A jest się o co martwić i co koordynować. Gra idzie o ogromne pieniądze i podmiotowość państwa. Kilka miesięcy temu Agencja Informacji Energetycznej ogłosiła, że na terenie Polski może być około 22 bln m sześc. gazu możliwego do pozyskania ze skał łupkowych, z czego 5,3 bln m sześc. stanowią zasoby, które można wydobyć za pomocą technologii już znanych. Rząd musi dziś szybko zabezpieczyć ewentualne wpływy, jakie będzie miało państwo. Gra idzie dziś o szeroko pojęte bezpieczeństwo narodowe. Do tego dochodzi konieczność renegocjacji unijnego pakietu energetyczno-klimatycznego. Zakłada on, że do 2020 r. Unia ma zmniejszyć emisję dwutlenku węgla o 20 proc. a równocześnie o 20 proc. zwiększyć efektywność energetyczną i czerpać 20 proc. swej energii elektrycznej ze źródeł odnawialnych. To dla polskiej gospodarki zabójcze zadanie, narzucone przez lewicowych ideologów. Już rok temu profesor Krzysztof Żmijewski z Politechniki Warszawskiej alarmował, że jeżeli nie wymusimy na Unii Europejskiej renegocjacji pakietu, to już w roku 2013 ceny energii mogą wzrosnąć nawet o 30 procent. Zakłady energetyczne będą zmuszone do kupowania na aukcjach 30 proc. uprawnień do emisji CO2, a do tego zostaną zobowiązane do inwestowania w drogie instalacje, za pomocą których CO2 będzie wyłapywany i magazynowany pod ziemią. Podwyżki uderzą więc nie tylko w gospodarstwa domowe, ale przede wszystkim podniosą koszty produkcji i uderzą rykoszetem w firmy z wielu branż. Dzisiaj Tusk zapowiada powołanie nowego resortu, ale w 2008 r. jego rząd stracił okazję do wywalczenia dla Polski korzystnych warunków i skapitulował, godząc się na dyktat Niemiec i Francji. Profesor Jan Szyszko podkreślał, że w stosunku do 1988 r. emisję dwutlenku węgla zredukowaliśmy aż o 32 procent.
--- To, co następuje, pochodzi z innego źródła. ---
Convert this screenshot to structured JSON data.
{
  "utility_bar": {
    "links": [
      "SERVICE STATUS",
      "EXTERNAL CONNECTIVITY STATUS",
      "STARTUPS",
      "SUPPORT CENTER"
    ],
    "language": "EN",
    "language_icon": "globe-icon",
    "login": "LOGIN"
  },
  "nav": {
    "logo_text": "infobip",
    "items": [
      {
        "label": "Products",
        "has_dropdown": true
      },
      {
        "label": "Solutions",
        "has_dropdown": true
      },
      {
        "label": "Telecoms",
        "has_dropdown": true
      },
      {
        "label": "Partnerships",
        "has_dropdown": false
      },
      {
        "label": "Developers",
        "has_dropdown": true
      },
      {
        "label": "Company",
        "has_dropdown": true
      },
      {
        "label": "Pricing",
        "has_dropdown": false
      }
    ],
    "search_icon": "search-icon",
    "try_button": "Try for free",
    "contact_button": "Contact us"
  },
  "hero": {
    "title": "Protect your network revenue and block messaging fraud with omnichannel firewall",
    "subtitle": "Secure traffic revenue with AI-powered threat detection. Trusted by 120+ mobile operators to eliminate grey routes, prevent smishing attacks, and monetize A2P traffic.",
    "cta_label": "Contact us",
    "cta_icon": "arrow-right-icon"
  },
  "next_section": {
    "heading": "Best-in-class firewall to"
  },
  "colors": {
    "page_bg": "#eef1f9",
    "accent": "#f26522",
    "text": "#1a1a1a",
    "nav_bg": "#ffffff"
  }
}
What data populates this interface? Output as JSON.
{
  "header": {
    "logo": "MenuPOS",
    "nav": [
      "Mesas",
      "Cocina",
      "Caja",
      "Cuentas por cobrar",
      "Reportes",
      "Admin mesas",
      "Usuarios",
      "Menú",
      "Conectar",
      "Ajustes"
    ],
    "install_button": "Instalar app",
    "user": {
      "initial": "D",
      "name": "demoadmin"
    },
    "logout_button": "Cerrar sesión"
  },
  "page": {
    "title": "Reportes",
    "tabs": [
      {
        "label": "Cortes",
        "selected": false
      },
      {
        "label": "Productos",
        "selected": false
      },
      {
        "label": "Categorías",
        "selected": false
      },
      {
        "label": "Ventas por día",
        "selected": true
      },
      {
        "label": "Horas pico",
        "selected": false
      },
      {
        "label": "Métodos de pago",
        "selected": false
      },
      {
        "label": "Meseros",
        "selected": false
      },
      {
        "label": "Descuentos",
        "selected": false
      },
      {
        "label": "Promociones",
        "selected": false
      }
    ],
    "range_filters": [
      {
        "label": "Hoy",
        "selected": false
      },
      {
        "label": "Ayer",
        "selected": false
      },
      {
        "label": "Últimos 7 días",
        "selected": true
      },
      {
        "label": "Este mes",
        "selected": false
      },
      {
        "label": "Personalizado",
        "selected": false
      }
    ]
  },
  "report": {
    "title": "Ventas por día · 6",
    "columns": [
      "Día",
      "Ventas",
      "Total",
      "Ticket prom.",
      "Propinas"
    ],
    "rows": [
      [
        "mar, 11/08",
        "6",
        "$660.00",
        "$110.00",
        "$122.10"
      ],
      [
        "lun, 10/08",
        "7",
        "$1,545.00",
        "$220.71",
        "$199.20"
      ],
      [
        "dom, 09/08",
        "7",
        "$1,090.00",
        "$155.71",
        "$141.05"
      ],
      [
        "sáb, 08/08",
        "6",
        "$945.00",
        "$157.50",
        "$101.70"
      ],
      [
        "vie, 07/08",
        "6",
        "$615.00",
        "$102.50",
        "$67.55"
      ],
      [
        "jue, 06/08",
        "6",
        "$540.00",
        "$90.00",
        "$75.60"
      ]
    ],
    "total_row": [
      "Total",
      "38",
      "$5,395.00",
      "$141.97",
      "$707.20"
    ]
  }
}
I ten argument powinien zadecydować o nieco ulgowym potraktowaniu naszej gospodarki przez kraje UE. Dzisiaj grożą nam już tylko podwyżki i osłabienie konkurencyjności krajowych firm. Dlatego PiS proponuje przesunięcie o co najmniej 3 lata, do 2016 roku, rozpoczęcia procesu likwidacji bezpłatnych kwot emisji CO2 oraz uzyskanie co najmniej 30-procentowego poziomu darmowych kwot emisji CO2. Do tego dochodzi zakończenie budowy terminalu LNG w Świnoujściu, modernizacja systemu przesyłu, budowa nowych interkonektorów i liberalizacja rynku gazu ziemnego.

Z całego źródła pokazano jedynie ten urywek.